When my Macan was seeping oil, I did notice the oil level dropped a bit between oil changes. No oil was evident at the 20K oil service, though
when I changed the oil at the 30K mark, I discovered oil on the front of the engine (TCCs, etc.). It had not progressed to the bottom of the engine
and dripping on the underpanel.



Some thoughts:
  • I completely agree with the use of a thread sealant though I'm wondering if it could make the tip of the screw harder to remove if there's a second failure.
  • I haven't had this problem, yet, at 50,000 miles on a 2015 Macan S but if it does happen I'll take a chance on replacing the alloy screw with an HT steel one and a fibre washer under the head. There's many examples of using steel fasteners in similar positions on engines and to me, using stress prone alloy for a job like this is risky. I know people will tell me Porsche know what they're doing better than I do but it didn't work all that well did it?
  • I would guess that if one screw fails, it will put slightly more stress on the screws on either side of it.

Jules

If, by thread sealant, you are referring to products which act as a mild adhesive in order to prevent threaded assemblies from loosening
over time, vibration, temperature fluctuations, etc., there are products that offer varying degrees of that adhesion, making it easier or
more difficult to disassemble things in the future.

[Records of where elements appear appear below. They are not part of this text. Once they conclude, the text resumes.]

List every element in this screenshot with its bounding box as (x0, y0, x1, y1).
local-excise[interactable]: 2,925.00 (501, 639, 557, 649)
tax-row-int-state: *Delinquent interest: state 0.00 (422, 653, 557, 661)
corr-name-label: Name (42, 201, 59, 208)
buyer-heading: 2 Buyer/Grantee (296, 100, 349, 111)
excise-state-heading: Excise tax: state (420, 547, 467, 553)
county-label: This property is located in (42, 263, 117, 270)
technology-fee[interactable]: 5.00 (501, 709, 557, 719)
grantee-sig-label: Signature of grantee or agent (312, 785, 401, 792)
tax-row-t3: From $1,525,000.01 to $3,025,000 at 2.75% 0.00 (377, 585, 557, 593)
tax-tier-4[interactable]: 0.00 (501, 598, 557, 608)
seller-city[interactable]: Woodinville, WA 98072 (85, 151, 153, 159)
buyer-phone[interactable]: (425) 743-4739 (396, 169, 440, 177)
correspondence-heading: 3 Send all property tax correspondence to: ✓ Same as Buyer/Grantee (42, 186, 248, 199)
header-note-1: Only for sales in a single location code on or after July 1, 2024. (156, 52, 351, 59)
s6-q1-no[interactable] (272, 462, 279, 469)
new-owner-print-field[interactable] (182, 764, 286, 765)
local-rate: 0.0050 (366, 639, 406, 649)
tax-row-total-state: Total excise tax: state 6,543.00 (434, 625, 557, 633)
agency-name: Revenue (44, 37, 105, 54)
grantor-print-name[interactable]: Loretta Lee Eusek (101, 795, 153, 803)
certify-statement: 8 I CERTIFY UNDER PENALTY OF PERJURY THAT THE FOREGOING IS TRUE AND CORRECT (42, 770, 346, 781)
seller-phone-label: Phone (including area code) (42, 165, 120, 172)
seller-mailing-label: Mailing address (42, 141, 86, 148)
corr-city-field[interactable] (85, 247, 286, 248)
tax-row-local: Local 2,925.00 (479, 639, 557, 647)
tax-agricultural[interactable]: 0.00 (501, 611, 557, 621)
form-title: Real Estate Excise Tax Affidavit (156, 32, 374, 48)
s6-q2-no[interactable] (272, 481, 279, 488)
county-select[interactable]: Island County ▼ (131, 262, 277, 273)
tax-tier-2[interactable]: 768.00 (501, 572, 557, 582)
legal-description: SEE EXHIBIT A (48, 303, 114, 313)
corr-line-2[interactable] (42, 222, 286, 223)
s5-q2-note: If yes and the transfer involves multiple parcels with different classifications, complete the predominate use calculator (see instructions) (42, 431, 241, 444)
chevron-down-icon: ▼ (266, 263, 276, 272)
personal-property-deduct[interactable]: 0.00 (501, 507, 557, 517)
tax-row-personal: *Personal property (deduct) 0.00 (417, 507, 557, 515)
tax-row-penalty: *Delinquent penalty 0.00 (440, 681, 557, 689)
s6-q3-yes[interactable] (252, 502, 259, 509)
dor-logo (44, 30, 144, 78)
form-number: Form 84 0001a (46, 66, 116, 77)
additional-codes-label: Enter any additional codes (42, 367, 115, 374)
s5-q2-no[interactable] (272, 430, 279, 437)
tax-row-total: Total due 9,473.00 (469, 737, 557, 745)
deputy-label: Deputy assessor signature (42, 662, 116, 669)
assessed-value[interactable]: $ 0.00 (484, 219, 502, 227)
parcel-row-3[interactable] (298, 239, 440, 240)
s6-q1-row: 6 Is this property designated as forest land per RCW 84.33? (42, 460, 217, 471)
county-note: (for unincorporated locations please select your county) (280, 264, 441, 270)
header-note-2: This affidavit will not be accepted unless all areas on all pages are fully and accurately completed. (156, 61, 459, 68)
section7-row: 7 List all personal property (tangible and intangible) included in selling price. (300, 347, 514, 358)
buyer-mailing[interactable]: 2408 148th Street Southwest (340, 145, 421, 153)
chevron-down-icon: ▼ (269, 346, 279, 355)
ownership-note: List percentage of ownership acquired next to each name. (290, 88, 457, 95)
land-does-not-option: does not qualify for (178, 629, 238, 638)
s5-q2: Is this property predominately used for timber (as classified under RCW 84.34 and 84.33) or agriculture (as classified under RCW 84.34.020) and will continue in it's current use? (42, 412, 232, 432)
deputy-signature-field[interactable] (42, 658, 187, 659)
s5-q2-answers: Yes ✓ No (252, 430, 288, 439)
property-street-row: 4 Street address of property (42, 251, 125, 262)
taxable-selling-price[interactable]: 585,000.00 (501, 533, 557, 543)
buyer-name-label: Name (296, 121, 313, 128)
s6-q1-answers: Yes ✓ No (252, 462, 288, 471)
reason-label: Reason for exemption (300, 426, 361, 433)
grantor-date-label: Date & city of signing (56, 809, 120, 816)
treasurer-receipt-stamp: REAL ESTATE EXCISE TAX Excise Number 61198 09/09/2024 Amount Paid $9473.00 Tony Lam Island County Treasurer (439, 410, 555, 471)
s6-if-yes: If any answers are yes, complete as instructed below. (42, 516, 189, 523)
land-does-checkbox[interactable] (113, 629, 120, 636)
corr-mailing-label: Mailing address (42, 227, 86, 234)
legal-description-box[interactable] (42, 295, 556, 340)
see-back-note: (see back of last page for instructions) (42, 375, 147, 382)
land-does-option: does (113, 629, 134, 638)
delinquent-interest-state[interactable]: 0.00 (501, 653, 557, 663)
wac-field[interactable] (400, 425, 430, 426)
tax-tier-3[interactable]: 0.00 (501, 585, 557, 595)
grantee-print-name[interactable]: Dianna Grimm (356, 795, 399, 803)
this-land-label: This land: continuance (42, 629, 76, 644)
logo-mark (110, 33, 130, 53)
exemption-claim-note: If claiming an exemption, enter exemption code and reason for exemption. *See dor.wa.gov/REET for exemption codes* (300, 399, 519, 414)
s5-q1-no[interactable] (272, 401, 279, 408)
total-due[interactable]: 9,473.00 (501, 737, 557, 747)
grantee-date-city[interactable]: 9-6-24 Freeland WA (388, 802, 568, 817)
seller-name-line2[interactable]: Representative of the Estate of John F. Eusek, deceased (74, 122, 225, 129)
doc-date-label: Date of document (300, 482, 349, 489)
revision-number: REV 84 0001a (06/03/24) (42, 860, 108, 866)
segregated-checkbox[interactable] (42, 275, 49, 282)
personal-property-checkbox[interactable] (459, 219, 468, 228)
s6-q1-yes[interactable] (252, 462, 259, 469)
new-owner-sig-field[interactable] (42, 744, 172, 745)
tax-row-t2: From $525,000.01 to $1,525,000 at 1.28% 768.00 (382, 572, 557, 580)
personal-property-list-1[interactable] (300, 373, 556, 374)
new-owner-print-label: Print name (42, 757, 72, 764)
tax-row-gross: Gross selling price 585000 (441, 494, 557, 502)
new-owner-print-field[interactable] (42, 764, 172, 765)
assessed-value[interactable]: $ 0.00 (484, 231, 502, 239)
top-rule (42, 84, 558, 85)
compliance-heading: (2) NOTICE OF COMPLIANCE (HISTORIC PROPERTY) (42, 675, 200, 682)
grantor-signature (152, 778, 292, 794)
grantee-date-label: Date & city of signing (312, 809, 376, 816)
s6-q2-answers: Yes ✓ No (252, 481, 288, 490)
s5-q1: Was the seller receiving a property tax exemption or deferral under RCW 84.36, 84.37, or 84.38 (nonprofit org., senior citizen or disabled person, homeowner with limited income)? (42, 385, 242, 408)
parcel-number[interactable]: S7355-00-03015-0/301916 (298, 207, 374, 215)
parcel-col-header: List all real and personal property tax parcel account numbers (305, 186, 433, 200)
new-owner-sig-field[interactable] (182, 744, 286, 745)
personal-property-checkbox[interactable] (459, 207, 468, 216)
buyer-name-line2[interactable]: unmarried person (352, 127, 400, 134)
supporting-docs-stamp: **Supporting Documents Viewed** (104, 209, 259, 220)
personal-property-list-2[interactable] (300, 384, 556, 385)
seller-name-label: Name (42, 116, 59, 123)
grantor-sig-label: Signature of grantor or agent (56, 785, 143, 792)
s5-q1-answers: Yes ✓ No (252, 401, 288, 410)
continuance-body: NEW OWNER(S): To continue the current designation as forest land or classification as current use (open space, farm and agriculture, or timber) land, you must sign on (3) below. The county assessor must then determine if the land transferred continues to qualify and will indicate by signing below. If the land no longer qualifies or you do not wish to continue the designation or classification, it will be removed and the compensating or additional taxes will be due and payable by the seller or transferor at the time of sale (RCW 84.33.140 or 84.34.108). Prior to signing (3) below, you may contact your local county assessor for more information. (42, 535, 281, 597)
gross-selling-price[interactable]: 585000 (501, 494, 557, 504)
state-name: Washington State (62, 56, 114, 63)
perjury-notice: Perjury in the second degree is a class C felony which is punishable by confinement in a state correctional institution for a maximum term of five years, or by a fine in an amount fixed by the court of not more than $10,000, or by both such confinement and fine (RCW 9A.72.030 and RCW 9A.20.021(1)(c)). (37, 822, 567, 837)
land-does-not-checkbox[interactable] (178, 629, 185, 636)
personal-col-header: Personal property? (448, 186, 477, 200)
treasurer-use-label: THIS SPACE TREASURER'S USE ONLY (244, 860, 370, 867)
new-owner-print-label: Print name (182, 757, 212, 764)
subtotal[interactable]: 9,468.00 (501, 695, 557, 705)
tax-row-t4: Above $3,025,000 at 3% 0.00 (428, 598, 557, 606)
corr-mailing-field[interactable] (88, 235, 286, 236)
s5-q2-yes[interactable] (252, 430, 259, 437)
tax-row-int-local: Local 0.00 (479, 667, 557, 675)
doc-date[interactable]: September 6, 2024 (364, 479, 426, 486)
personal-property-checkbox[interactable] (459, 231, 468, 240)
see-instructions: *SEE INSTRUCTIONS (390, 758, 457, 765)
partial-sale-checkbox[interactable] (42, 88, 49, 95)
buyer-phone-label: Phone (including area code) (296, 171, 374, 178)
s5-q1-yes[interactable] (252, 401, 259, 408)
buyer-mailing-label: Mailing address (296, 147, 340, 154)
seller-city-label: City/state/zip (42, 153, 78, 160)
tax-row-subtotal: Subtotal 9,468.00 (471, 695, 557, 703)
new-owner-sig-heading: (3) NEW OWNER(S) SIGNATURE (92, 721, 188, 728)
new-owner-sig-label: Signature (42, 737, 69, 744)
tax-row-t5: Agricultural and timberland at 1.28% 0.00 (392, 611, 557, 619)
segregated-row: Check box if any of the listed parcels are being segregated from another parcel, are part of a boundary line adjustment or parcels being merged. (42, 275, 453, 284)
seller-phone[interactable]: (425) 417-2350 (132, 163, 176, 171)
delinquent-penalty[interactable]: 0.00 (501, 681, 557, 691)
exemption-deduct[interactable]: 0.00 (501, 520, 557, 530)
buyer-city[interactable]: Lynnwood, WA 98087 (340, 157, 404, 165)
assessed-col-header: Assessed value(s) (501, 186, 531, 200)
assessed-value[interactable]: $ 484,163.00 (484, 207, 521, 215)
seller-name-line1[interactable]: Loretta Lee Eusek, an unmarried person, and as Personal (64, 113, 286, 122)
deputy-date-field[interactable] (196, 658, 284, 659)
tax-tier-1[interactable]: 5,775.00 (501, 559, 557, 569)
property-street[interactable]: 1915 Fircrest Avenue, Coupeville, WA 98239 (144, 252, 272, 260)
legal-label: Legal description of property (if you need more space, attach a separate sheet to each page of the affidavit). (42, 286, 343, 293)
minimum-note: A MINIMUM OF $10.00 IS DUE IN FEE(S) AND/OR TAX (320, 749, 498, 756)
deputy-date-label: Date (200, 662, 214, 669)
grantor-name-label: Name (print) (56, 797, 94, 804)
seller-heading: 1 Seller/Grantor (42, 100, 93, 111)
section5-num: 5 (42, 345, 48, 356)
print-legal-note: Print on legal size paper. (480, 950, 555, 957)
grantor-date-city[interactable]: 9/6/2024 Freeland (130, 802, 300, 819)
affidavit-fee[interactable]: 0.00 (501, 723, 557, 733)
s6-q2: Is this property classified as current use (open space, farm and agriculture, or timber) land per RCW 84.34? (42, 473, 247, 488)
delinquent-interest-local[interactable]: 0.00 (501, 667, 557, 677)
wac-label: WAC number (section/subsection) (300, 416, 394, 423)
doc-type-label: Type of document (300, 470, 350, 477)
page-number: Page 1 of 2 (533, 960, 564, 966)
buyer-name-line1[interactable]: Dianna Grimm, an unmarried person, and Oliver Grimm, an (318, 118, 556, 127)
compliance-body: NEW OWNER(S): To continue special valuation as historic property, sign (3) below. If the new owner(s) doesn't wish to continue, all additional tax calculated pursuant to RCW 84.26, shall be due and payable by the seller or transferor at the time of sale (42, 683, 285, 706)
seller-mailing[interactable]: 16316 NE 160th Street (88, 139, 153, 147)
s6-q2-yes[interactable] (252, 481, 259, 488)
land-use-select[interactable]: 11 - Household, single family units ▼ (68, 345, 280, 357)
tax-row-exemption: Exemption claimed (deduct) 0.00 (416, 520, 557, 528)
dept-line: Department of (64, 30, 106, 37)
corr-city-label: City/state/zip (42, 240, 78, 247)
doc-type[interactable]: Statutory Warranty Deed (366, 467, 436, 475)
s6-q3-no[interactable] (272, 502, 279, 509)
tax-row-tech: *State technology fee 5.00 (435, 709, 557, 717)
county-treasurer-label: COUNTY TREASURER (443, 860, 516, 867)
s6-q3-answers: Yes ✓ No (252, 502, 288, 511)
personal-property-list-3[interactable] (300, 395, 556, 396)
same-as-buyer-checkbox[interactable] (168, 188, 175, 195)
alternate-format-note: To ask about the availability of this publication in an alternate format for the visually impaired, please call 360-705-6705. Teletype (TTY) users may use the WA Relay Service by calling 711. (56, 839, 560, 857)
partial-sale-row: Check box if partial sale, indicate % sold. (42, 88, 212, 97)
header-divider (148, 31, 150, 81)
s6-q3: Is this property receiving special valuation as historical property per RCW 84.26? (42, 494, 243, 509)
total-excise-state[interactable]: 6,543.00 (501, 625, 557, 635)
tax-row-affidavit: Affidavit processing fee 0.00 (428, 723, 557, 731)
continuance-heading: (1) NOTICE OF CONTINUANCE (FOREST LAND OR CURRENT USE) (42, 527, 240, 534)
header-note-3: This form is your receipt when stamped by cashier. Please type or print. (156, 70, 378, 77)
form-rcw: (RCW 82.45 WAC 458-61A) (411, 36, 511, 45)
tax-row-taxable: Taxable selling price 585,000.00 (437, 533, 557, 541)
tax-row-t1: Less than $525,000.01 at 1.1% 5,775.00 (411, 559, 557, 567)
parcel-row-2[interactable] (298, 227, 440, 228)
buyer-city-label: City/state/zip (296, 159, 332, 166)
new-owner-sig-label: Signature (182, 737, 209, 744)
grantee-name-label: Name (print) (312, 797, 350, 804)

If your Macan hasn't shown any oil seepage from the TCCs, it is not likely to do so.

I would hesitate to replace an aluminum fastener with a steel one unless that is the "approved" fix now (apparently) being used by Porsche.
Also note that not only these Torx screws/bolts are used to fasten the TCCs to the engine, there are (metal?) gaskets and sealant used as
well. As I understand it, and following the engine out procedure, sealant is applied to the front of the engine, the gaskets are placed, then
sealant is applied to the gaskets and the covers are then fastened to the engine and torqued in a specific sequence.